Kings Board, Hillfield Gardens is a Grade II* listed building in the Gloucester local planning authority area, England. First listed on 23 January 1952. Gazebo.

Kings Board, Hillfield Gardens

WRENN ID
keen-cellar-bittern
Grade
II*
Local Planning Authority
Gloucester
Country
England
Date first listed
23 January 1952
Type
Gazebo
Source
Historic England listing

Description

GLOUCESTER

SO8418NW LONDON ROAD 844-1/10/187 (North side) 23/01/52 King's Board, Hillfield Gardens (Formerly Listed as: LONDON ROAD (North side) King's Board in the grounds of Hillside Gardens)

GV II*

Gazebo. In its present form probably late C18; built originally in the grounds of the former Marybone House near the Quay re-using C14 arcading and other architectural details said to have come from the King's Board, a medieval market house which stood in the centre of Westgate Street and demolished in 1780; moved from Marybone House to a garden in Barton Street, then in mid C19 to the grounds of Tibberton Court; given to the City of Gloucester in 1936 and re-erected as a feature in Hillfield Gardens. Limestone ashlar with moulded and carved details, flat composition roof. PLAN: a small decagonal building; on the south side an open arcade of five bays standing on a stone base above three stone steps set in a semi-circle which stop against short wing walls to east and west; the north side is a solid wall of plain ashlar. EXTERIOR: the reset C14 arcade has slender moulded piers set on moulded bases and cinqefoiled arches with trefoiled sub-cusps; the angles of the decagon occur at the crowns of the arches where the joints have been re-cut to fit, each double spandrel is a single stone crisply carved in bas-relief with a scene of Christ's ministry: the Entry into Jerusalem, the Last Supper, the scourging of Christ, the Resurrection and the Flagellation; above the arcade a crowning cornice with a hollow roll into which four fleurons above each double spandrel and two above each of the responding end spandrels have been inserted; the cornice and the rear wall a low crenellated parapet with a continuous moulded weathering.

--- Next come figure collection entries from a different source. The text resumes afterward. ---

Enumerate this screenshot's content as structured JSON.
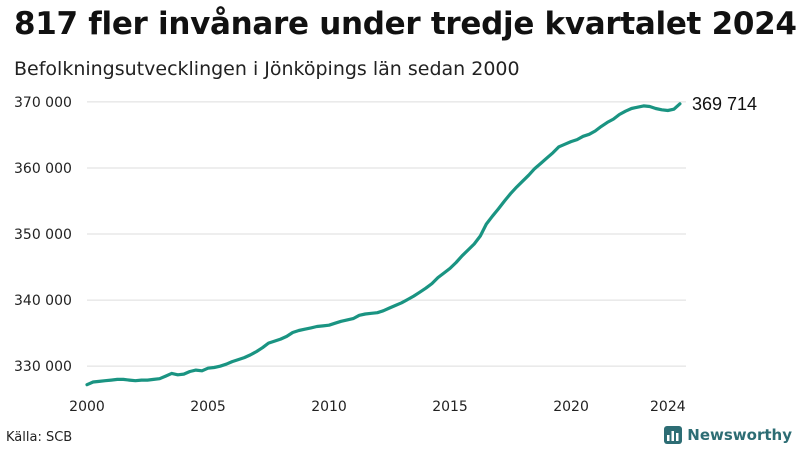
{
  "title": "817 fler invånare under tredje kvartalet 2024",
  "subtitle": "Befolkningsutvecklingen i Jönköpings län sedan 2000",
  "source": "Källa: SCB",
  "brand": "Newsworthy",
  "chart_data": {
    "type": "line",
    "series_color": "#1a9482",
    "xlim": [
      2000,
      2024.75
    ],
    "ylim": [
      327000,
      371500
    ],
    "xticks": [
      2000,
      2005,
      2010,
      2015,
      2020,
      2024
    ],
    "yticks": [
      330000,
      340000,
      350000,
      360000,
      370000
    ],
    "ytick_labels": [
      "330 000",
      "340 000",
      "350 000",
      "360 000",
      "370 000"
    ],
    "grid": "horizontal",
    "end_label": "369 714",
    "series": [
      {
        "x": [
          2000.0,
          2000.25,
          2000.5,
          2000.75,
          2001.0,
          2001.25,
          2001.5,
          2001.75,
          2002.0,
          2002.25,
          2002.5,
          2002.75,
          2003.0,
          2003.25,
          2003.5,
          2003.75,
          2004.0,
          2004.25,
          2004.5,
          2004.75,
          2005.0,
          2005.25,
          2005.5,
          2005.75,
          2006.0,
          2006.25,
          2006.5,
          2006.75,
          2007.0,
          2007.25,
          2007.5,
          2007.75,
          2008.0,
          2008.25,
          2008.5,
          2008.75,
          2009.0,
          2009.25,
          2009.5,
          2009.75,
          2010.0,
          2010.25,
          2010.5,
          2010.75,
          2011.0,
          2011.25,
          2011.5,
          2011.75,
          2012.0,
          2012.25,
          2012.5,
          2012.75,
          2013.0,
          2013.25,
          2013.5,
          2013.75,
          2014.0,
          2014.25,
          2014.5,
          2014.75,
          2015.0,
          2015.25,
          2015.5,
          2015.75,
          2016.0,
          2016.25,
          2016.5,
          2016.75,
          2017.0,
          2017.25,
          2017.5,
          2017.75,
          2018.0,
          2018.25,
          2018.5,
          2018.75,
          2019.0,
          2019.25,
          2019.5,
          2019.75,
          2020.0,
          2020.25,
          2020.5,
          2020.75,
          2021.0,
          2021.25,
          2021.5,
          2021.75,
          2022.0,
          2022.25,
          2022.5,
          2022.75,
          2023.0,
          2023.25,
          2023.5,
          2023.75,
          2024.0,
          2024.25,
          2024.5
        ],
        "y": [
          327200,
          327600,
          327700,
          327800,
          327900,
          328000,
          328000,
          327900,
          327800,
          327900,
          327900,
          328000,
          328100,
          328500,
          328900,
          328700,
          328800,
          329200,
          329400,
          329300,
          329700,
          329800,
          330000,
          330300,
          330700,
          331000,
          331300,
          331700,
          332200,
          332800,
          333500,
          333800,
          334100,
          334500,
          335100,
          335400,
          335600,
          335800,
          336000,
          336100,
          336200,
          336500,
          336800,
          337000,
          337200,
          337700,
          337900,
          338000,
          338100,
          338400,
          338800,
          339200,
          339600,
          340100,
          340600,
          341200,
          341800,
          342500,
          343400,
          344100,
          344800,
          345700,
          346700,
          347600,
          348500,
          349700,
          351500,
          352700,
          353800,
          355000,
          356100,
          357100,
          358000,
          358900,
          359900,
          360700,
          361500,
          362300,
          363200,
          363600,
          364000,
          364300,
          364800,
          365100,
          365600,
          366300,
          366900,
          367400,
          368100,
          368600,
          369000,
          369200,
          369400,
          369300,
          369000,
          368800,
          368700,
          368900,
          369714
        ]
      }
    ]
  }
}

HISTORY: the King's Board is reputed to have been given to the City of Gloucester by King Richard II and was used as a butter market in the late 16th century. There is also a (doubtful) tradition that it was used as a preaching pulpit. The site of this building in Westgate Street was examined in a restrictive survey by the Gloucester Archaeological Unit in 1991 when the foundations of a rectangular building were identified in the same position as an arcaded market building shown in Kip's

View of Gloucester of 1712. (Transactions of the Bristol and Gloucestershire Arch. Society: Medland MH: The So-called King's Board at Tibberton Court near Gloucester: 339-343).